Jueves, 14 de mayo de 1914

Habían amarrado casi en el mismo lugar de año y medio antes. Nada más fijarse a la boya tenían a Wangenheim y a Humann subiendo por la escala. El trámite de las presentaciones fue muy rápido; tras eso Souchon fue puesto al día. En síntesis, en Constantinopla tenía lugar un duelo de influencias que rayaba en lo sangriento, con el embajador Sir Louis du Pan Mallet tirando de una manga del gran visir y él haciendo lo mismo de la otra. Los dos tenían en el gobierno partidarios y detractores, situación del agrado del gran visir, ya que de aquella competición en hacerse querer solo podían salir ventajas y beneficios para el Imperio. A la cabeza de los proalemanes se situaba el príncipe Enver Paşa. El tratamiento de Alteza Imperial lo ganó hacía dos meses, al casarse con una diminuta princesa de veintitrés añitos —él tenía treinta y siete y tampoco era muy grande— llamada Emine Naciye, hija del príncipe Süleyman y nieta del llorado sultán Abdülmecid I. Así se consumó su ingreso en la familia real en calidad de damat, un término sin equivalencia en alemán, aunque podría traducirse por «el que pega el braguetazo». Lo cierto era que Ismail Enver había pegado uno colosal, pues no solo se invulnerabilizaba frente a cualquier asechanza social o económica —la minúscula Emine Naciye venía con una inmensa dote—, sino que se afianzaba sobre sus hasta entonces iguales Cemal Paşa y Talat Paşa, y de paso se blindaba frente el gran visir Said Halim. Gracias a tan afortunado matrimonio, era el indiscutible hombre fuerte del Imperio, llamado a ser el próximo gran visir.
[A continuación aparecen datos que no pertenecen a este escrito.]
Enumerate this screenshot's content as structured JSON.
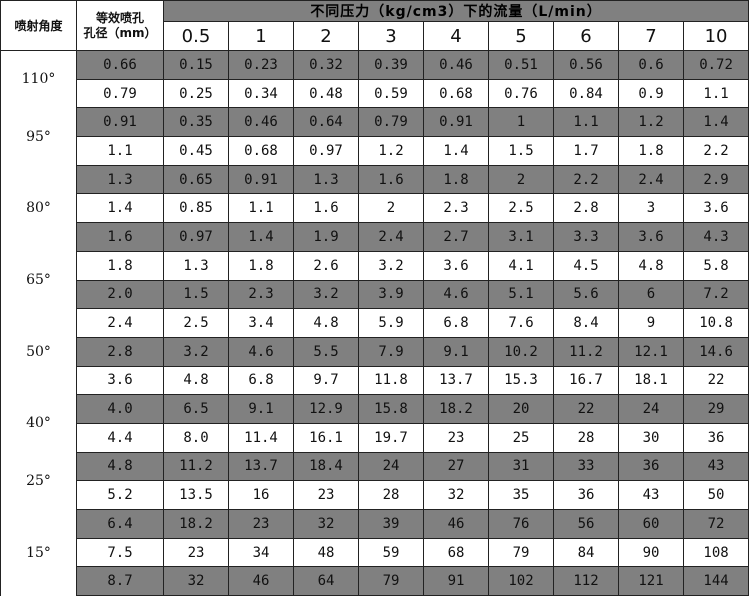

Souchon escuchaba en silencio, flanqueado por Buße, sus tenientes de navío, el oficial de información, el capitán Ackermann y el primer oficial Madlung. Hasta ese momento le sonaba casi todo, pues Wichelhausen le tenía bien al corriente.

Aunque un tanto disminuida desde que la CUP tomara el poder, la influencia británica seguía siendo dominante, sobre todo en la Marina. En esta, y aunque con bastante repugnancia por parte de Enver Paşa, pero con el apoyo del ministro Cemal Paşa, la presencia de una fuerte comisión de ayuda para la modernización, presidida por el contralmirante Sir Arthur Limpus, desde 1912 hacía sentir su peso entre los almirantes otomanos. Sir Arthur era un especialista en infraestructuras, y como tal aplicaba sus conocimientos, y los del numeroso personal británico a sus órdenes, en adaptar los recursos industriales otomanos a la próxima entrega de dos acorazados construidos en astilleros británicos. Fueron adquiridos tras grandes sacrificios económicos, hasta el punto de que buena parte de su precio se pagó con loterías populares. Contar con ellos consolidaba el resurgir de la vapuleada dignidad imperial, tan grande que, por mucho que fastidiase a Enver Paşa, rompía en favor de Inglaterra el equilibrio de simpatías en el gobierno del sultán. Se suponía que ganarían aguas otomanas en tres o cuatro meses, y hasta se decía que Mallet se las compuso para que a la ceremonia de recepción de la primera nave, que para el Imperio otomano sería un acontecimiento histórico, asistiera el rey George V, acompañado de los pesos pesados de su gobierno: el primer ministro Herbert Asquith, el secretario de Asuntos Exteriores Edward Grey y el primer lord del Almirantazgo, Winston Churchill.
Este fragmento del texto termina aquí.